Si possono cambiare mansioni durante contratto di apprendistato o è vietato

L'inquadramento dipende dalla qualifica alla quale è finalizzato il contratto di apprendistato e da quello nazionale di lavoro applicato dell'azienda.

Si possono cambiare mansioni durante con

Contratto di apprendistato, si possono cambiare le mansioni?

L'azienda può modificare le mansioni dell'apprendista, ma solo se la nuova assegnazione appartengono alla stessa qualificazione professionale originaria. Si tratta dello stesso principio che regola il lavoro di tipo dipendente.

L'apprendistato è un programma combinato che forma un lavoratore per diventare specializzato in un particolare mestiere. Unisce l'attività pratica con l'apprendimento per formare la figura professionale. Prima dell'ingresso in azienda sono infatti sottoposti la lettera di assunzione e il Piano formativo individuale che è parte integrante.

Considerando la peculiarità della posizione, ci domandiamo se è possibile cambiare mansioni con il contratto il vigore oppure si tratta di una procedura non ammessa. Il tempo necessario per completare la formazione è estremamente variabile perché sono numerosi i fattori che possono influenzare il percorso. In linea massima non dura meno di 6 mesi e non più di 3 anni.

L'apprendimento sotto la guida di un insegnante qualificato aiuta l'apprendista a comprendere e padroneggiare il proprio mestiere. Allo stesso tempo possono imparare mentre vengono pagati. Ci sono tanti modi per strutturare il programma di apprendistato.

Ci sono quelli basati sul tempo per cui gli apprendisti devono completare il programma in un certo numero di ore. Ci sono quelli basati sulle competenze consentono agli apprendisti di lavorare al proprio ritmo, ma devono dimostrare un certo livello di abilità. E c'è anche un approccio ibrido ovvero la combinazione di entrambi. Approfondiamo quindi:

  • Contratto di apprendistato, si possono cambiare le mansioni o no
  • Formazione e obblighi nel contratto di apprendistato

Contratto di apprendistato, si possono cambiare le mansioni o no

Norme alla mano è ammesso l'apprendistato per la qualifica e il diploma professionale per persone tra i 15 e i 25 anni e finalizzato al conseguimento della qualifica e del diploma professionale in tutti i settori di attività.

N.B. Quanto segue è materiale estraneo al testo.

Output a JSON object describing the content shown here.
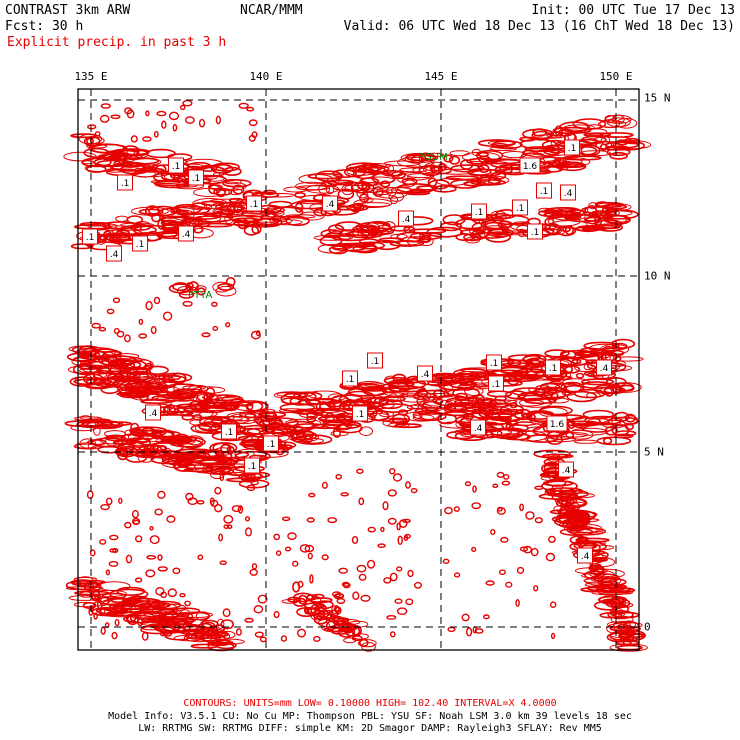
{
  "header": {
    "title_left": "CONTRAST  3km ARW",
    "fcst_label": "Fcst:   30 h",
    "field_name": "Explicit precip. in past 3 h",
    "center": "NCAR/MMM",
    "init": "Init: 00 UTC Tue 17 Dec 13",
    "valid": "Valid: 06 UTC Wed 18 Dec 13 (16 ChT Wed 18 Dec 13)"
  },
  "map": {
    "lon_labels": [
      "135 E",
      "140 E",
      "145 E",
      "150 E"
    ],
    "lat_labels": [
      "15 N",
      "10 N",
      "5 N",
      "0"
    ],
    "stations": [
      "PGUM",
      "PTYA"
    ],
    "contour_labels": [
      ".1",
      ".1",
      ".1",
      ".1",
      ".4",
      ".4",
      ".1",
      ".1",
      ".4",
      ".1",
      "1.6",
      ".1",
      ".1",
      ".4",
      ".1",
      ".4",
      ".1",
      ".1",
      ".1",
      ".4",
      ".1",
      ".4",
      ".1",
      ".1",
      ".4",
      ".1",
      ".4",
      "1.6",
      ".1",
      ".1",
      ".1",
      ".4",
      ".4"
    ],
    "colors": {
      "contour": "#e60000",
      "station": "#008000",
      "grid": "#000000"
    }
  },
  "footer": {
    "contours": "CONTOURS:  UNITS=mm  LOW= 0.10000      HIGH=  102.40      INTERVAL=X  4.0000",
    "model_line1": "Model Info: V3.5.1    CU: No Cu     MP: Thompson     PBL: YSU      SF: Noah LSM     3.0 km  39 levels   18 sec",
    "model_line2": "LW: RRTMG    SW: RRTMG  DIFF: simple KM: 2D Smagor DAMP: Rayleigh3  SFLAY: Rev MM5"
  }
}
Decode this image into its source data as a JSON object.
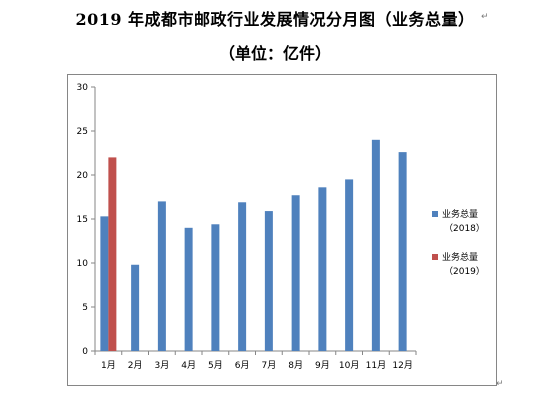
{
  "page": {
    "title": "2019 年成都市邮政行业发展情况分月图（业务总量）",
    "subtitle": "（单位：亿件）"
  },
  "chart_data": {
    "type": "bar",
    "title": "",
    "xlabel": "",
    "ylabel": "",
    "categories": [
      "1月",
      "2月",
      "3月",
      "4月",
      "5月",
      "6月",
      "7月",
      "8月",
      "9月",
      "10月",
      "11月",
      "12月"
    ],
    "series": [
      {
        "name": "业务总量",
        "name_line2": "（2018）",
        "color": "#4f81bd",
        "values": [
          15.3,
          9.8,
          17.0,
          14.0,
          14.4,
          16.9,
          15.9,
          17.7,
          18.6,
          19.5,
          24.0,
          22.6
        ]
      },
      {
        "name": "业务总量",
        "name_line2": "（2019）",
        "color": "#c0504d",
        "values": [
          22.0,
          null,
          null,
          null,
          null,
          null,
          null,
          null,
          null,
          null,
          null,
          null
        ]
      }
    ],
    "ylim": [
      0,
      30
    ],
    "yticks": [
      0,
      5,
      10,
      15,
      20,
      25,
      30
    ],
    "grid": false,
    "legend": "right"
  }
}
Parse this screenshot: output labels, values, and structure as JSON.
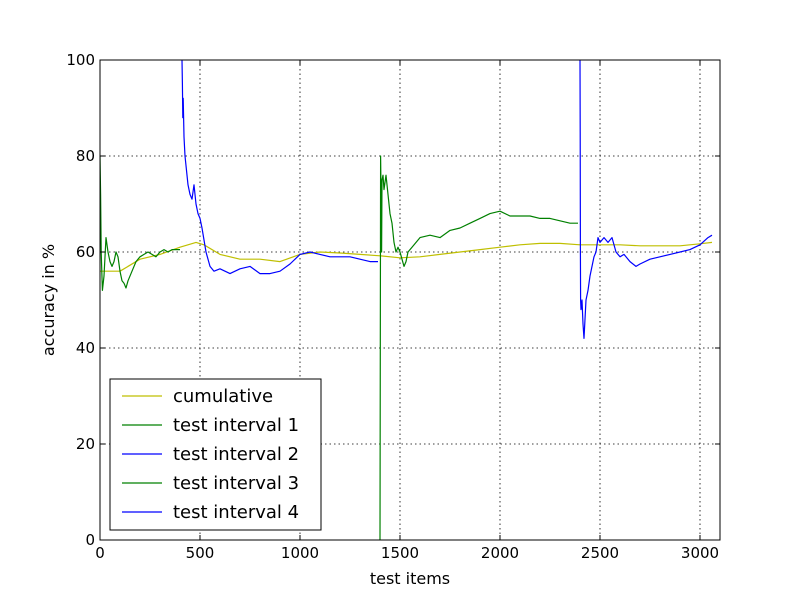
{
  "chart_data": {
    "type": "line",
    "xlabel": "test items",
    "ylabel": "accuracy in %",
    "xlim": [
      0,
      3100
    ],
    "ylim": [
      0,
      100
    ],
    "x_ticks": [
      "0",
      "500",
      "1000",
      "1500",
      "2000",
      "2500",
      "3000"
    ],
    "y_ticks": [
      "0",
      "20",
      "40",
      "60",
      "80",
      "100"
    ],
    "grid": true,
    "legend_position": "lower-left",
    "colors": {
      "yellow": "#bfbf00",
      "green": "#008000",
      "blue": "#0000ff"
    },
    "series": [
      {
        "name": "cumulative",
        "color": "#bfbf00",
        "x": [
          0,
          100,
          200,
          300,
          400,
          480,
          520,
          600,
          700,
          800,
          900,
          1000,
          1100,
          1200,
          1300,
          1400,
          1500,
          1600,
          1700,
          1800,
          1900,
          2000,
          2100,
          2200,
          2300,
          2400,
          2500,
          2600,
          2700,
          2800,
          2900,
          3000,
          3060
        ],
        "y": [
          56,
          56,
          58.5,
          59.5,
          61,
          62,
          61.5,
          59.5,
          58.5,
          58.5,
          58,
          59.5,
          60,
          59.8,
          59.5,
          59.2,
          58.8,
          59,
          59.5,
          60,
          60.5,
          61,
          61.5,
          61.8,
          61.8,
          61.5,
          61.5,
          61.5,
          61.3,
          61.3,
          61.3,
          61.7,
          62
        ]
      },
      {
        "name": "test interval 1",
        "color": "#008000",
        "x": [
          0,
          3,
          6,
          12,
          20,
          30,
          40,
          50,
          60,
          70,
          80,
          90,
          100,
          110,
          120,
          130,
          140,
          160,
          180,
          200,
          220,
          240,
          260,
          280,
          300,
          320,
          340,
          360,
          380,
          400
        ],
        "y": [
          80,
          72,
          60,
          52,
          55,
          63,
          60,
          58,
          57,
          58,
          60,
          59,
          56,
          54,
          53.5,
          52.5,
          54,
          56,
          58,
          59,
          59.5,
          60,
          59.5,
          59,
          60,
          60.5,
          60,
          60.5,
          60.5,
          60.5
        ]
      },
      {
        "name": "test interval 2",
        "color": "#0000ff",
        "x": [
          410,
          412,
          414,
          416,
          420,
          425,
          430,
          440,
          450,
          460,
          470,
          480,
          490,
          500,
          510,
          530,
          550,
          570,
          600,
          650,
          700,
          750,
          800,
          850,
          900,
          950,
          1000,
          1050,
          1100,
          1150,
          1200,
          1250,
          1300,
          1350,
          1390
        ],
        "y": [
          100,
          95,
          88,
          92,
          84,
          80,
          78,
          74,
          72,
          71,
          74,
          70,
          68,
          67,
          65,
          60,
          57,
          56,
          56.5,
          55.5,
          56.5,
          57,
          55.5,
          55.5,
          56,
          57.5,
          59.5,
          60,
          59.5,
          59,
          59,
          59,
          58.5,
          58,
          58
        ]
      },
      {
        "name": "test interval 3",
        "color": "#008000",
        "x": [
          1400,
          1403,
          1406,
          1408,
          1410,
          1415,
          1420,
          1430,
          1440,
          1450,
          1460,
          1470,
          1480,
          1490,
          1500,
          1510,
          1520,
          1530,
          1540,
          1560,
          1600,
          1650,
          1700,
          1750,
          1800,
          1850,
          1900,
          1950,
          2000,
          2050,
          2100,
          2150,
          2200,
          2250,
          2300,
          2350,
          2390
        ],
        "y": [
          0,
          80,
          70,
          60,
          75,
          76,
          73,
          76,
          72,
          68,
          66,
          62,
          60,
          61,
          60,
          58.5,
          57,
          58,
          60,
          61,
          63,
          63.5,
          63,
          64.5,
          65,
          66,
          67,
          68,
          68.5,
          67.5,
          67.5,
          67.5,
          67,
          67,
          66.5,
          66,
          66
        ]
      },
      {
        "name": "test interval 4",
        "color": "#0000ff",
        "x": [
          2400,
          2401,
          2402,
          2403,
          2405,
          2410,
          2415,
          2420,
          2425,
          2430,
          2440,
          2450,
          2460,
          2470,
          2480,
          2490,
          2500,
          2520,
          2540,
          2560,
          2580,
          2600,
          2620,
          2650,
          2680,
          2700,
          2750,
          2800,
          2850,
          2900,
          2950,
          3000,
          3040,
          3060
        ],
        "y": [
          100,
          85,
          60,
          50,
          48,
          50,
          45,
          42,
          46,
          50,
          52,
          55,
          57,
          59,
          60,
          63,
          62,
          63,
          62,
          63,
          60,
          59,
          59.5,
          58,
          57,
          57.5,
          58.5,
          59,
          59.5,
          60,
          60.5,
          61.5,
          63,
          63.5
        ]
      }
    ]
  }
}
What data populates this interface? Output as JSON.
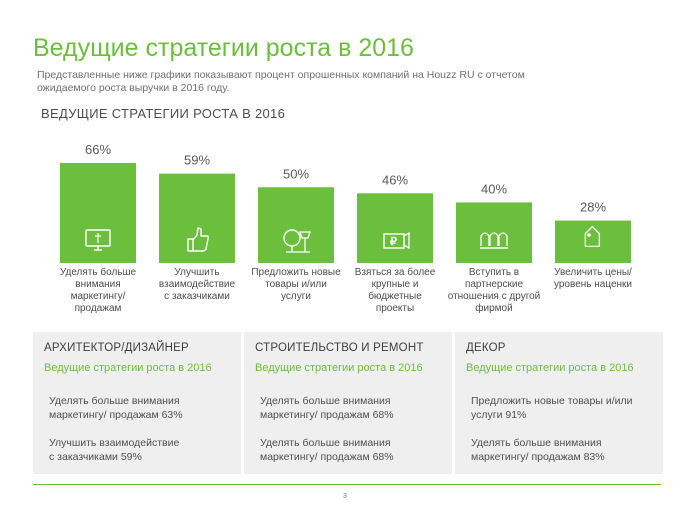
{
  "header": {
    "title": "Ведущие стратегии роста в 2016",
    "subtitle_line1": "Представленные ниже графики показывают процент опрошенных компаний на Houzz RU с отчетом",
    "subtitle_line2": "ожидаемого роста выручки в 2016 году."
  },
  "chart_data": {
    "type": "bar",
    "title": "ВЕДУЩИЕ СТРАТЕГИИ РОСТА В 2016",
    "categories": [
      [
        "Уделять больше",
        "внимания",
        "маркетингу/",
        "продажам"
      ],
      [
        "Улучшить",
        "взаимодействие",
        "с заказчиками"
      ],
      [
        "Предложить новые",
        "товары и/или",
        "услуги"
      ],
      [
        "Взяться за более",
        "крупные и",
        "бюджетные",
        "проекты"
      ],
      [
        "Вступить в",
        "партнерские",
        "отношения с другой",
        "фирмой"
      ],
      [
        "Увеличить цены/",
        "уровень наценки"
      ]
    ],
    "values": [
      66,
      59,
      50,
      46,
      40,
      28
    ],
    "value_suffix": "%",
    "icons": [
      "computer-icon",
      "thumbs-up-icon",
      "new-products-icon",
      "money-handshake-icon",
      "partners-group-icon",
      "price-tag-icon"
    ],
    "color": "#6bbf3c",
    "grid": false,
    "legend": "none"
  },
  "panels": [
    {
      "title": "АРХИТЕКТОР/ДИЗАЙНЕР",
      "subtitle": "Ведущие стратегии роста в 2016",
      "items": [
        [
          "Уделять больше внимания",
          "маркетингу/ продажам 63%"
        ],
        [
          "Улучшить взаимодействие",
          "с заказчиками 59%"
        ]
      ]
    },
    {
      "title": "СТРОИТЕЛЬСТВО И РЕМОНТ",
      "subtitle": "Ведущие стратегии роста в 2016",
      "items": [
        [
          "Уделять больше внимания",
          "маркетингу/ продажам 68%"
        ],
        [
          "Уделять больше внимания",
          "маркетингу/ продажам 68%"
        ]
      ]
    },
    {
      "title": "ДЕКОР",
      "subtitle": "Ведущие стратегии роста в 2016",
      "items": [
        [
          "Предложить новые товары и/или",
          "услуги 91%"
        ],
        [
          "Уделять больше внимания",
          "маркетингу/ продажам 83%"
        ]
      ]
    }
  ],
  "footer": {
    "page_number": "3"
  }
}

Quindi c'è l'apprendistato professionalizzante o contratto di mestiere per persone tra i 18 e i 29 anni e finalizzato al conseguimento della qualifica professionale in tutti i settori di attività.

Infine c'è l'apprendistato di alta formazione e ricerca per persone tra i 18 e 29 anni per ottenere di un diploma di istruzione secondaria superiore e di titoli di studio universitari e dell'alta formazione, dottorati di ricerca inclusi.

L'opportunità per l'apprendista è presto detta: essere inserito in un'azienda e acquisire una qualifica professionale.

L'inquadramento dipende dalla qualifica alla quale è finalizzato il contratto di apprendistato e dal Ccnl (terziario e servizi, edilizia e legno, alimentari, credito e assicurazioni, tessili, trasporti, meccanici, agricoltura e allevamento, enti e istituzioni private, chimica, poligrafici e spettacolo, marittimi, enti pubblici) applicato dell'azienda.

In questo contesto l'azienda può modificare le mansioni dell'apprendista, ma solo se la nuova assegnazione appartengono alla stessa qualificazione professionale originaria. Si tratta dello stesso principio che regola il lavoro di tipo dipendente.

Formazione e obblighi nel contratto di apprendistato

In tutti i casi, il contratto di apprendistato è redatto in ogni dettaglio e deve contenere anche l'importo dello stipendio. Questo è legata al livello di inquadramento iniziale sulla base del Contratto collettivo nazionale di lavoro. Allo stesso tempo sono definiti anche la durata e l'eventuale periodo di prova. Ma se quest'ultima non viene superata, l'azienda comunica la risoluzione del contratto senza obbligo di preavviso.

L'orario di impiego è quello degli altri lavoratori, inclusa l'eventuale possibilità di svolgere lavoro straordinario o notturno. Alla fine del periodo di formazione, il datore di lavoro può proporre la sottoscrizione di un contratto a tempo indeterminato oppure comunicare lo scioglimento del rapporto ovvero il licenziamento.

Ma anche lo stesso apprendista può interrompere il contratto senza alcun obbligo di giustificazione alla fine del periodo di formazione con l'obbligo di dare il preavviso. In caso di trasferimento d’azienda il rapporto di apprendistato prosegue con la nuova azienda che ha di conseguenza il compito di portare a termine il percorso formativo.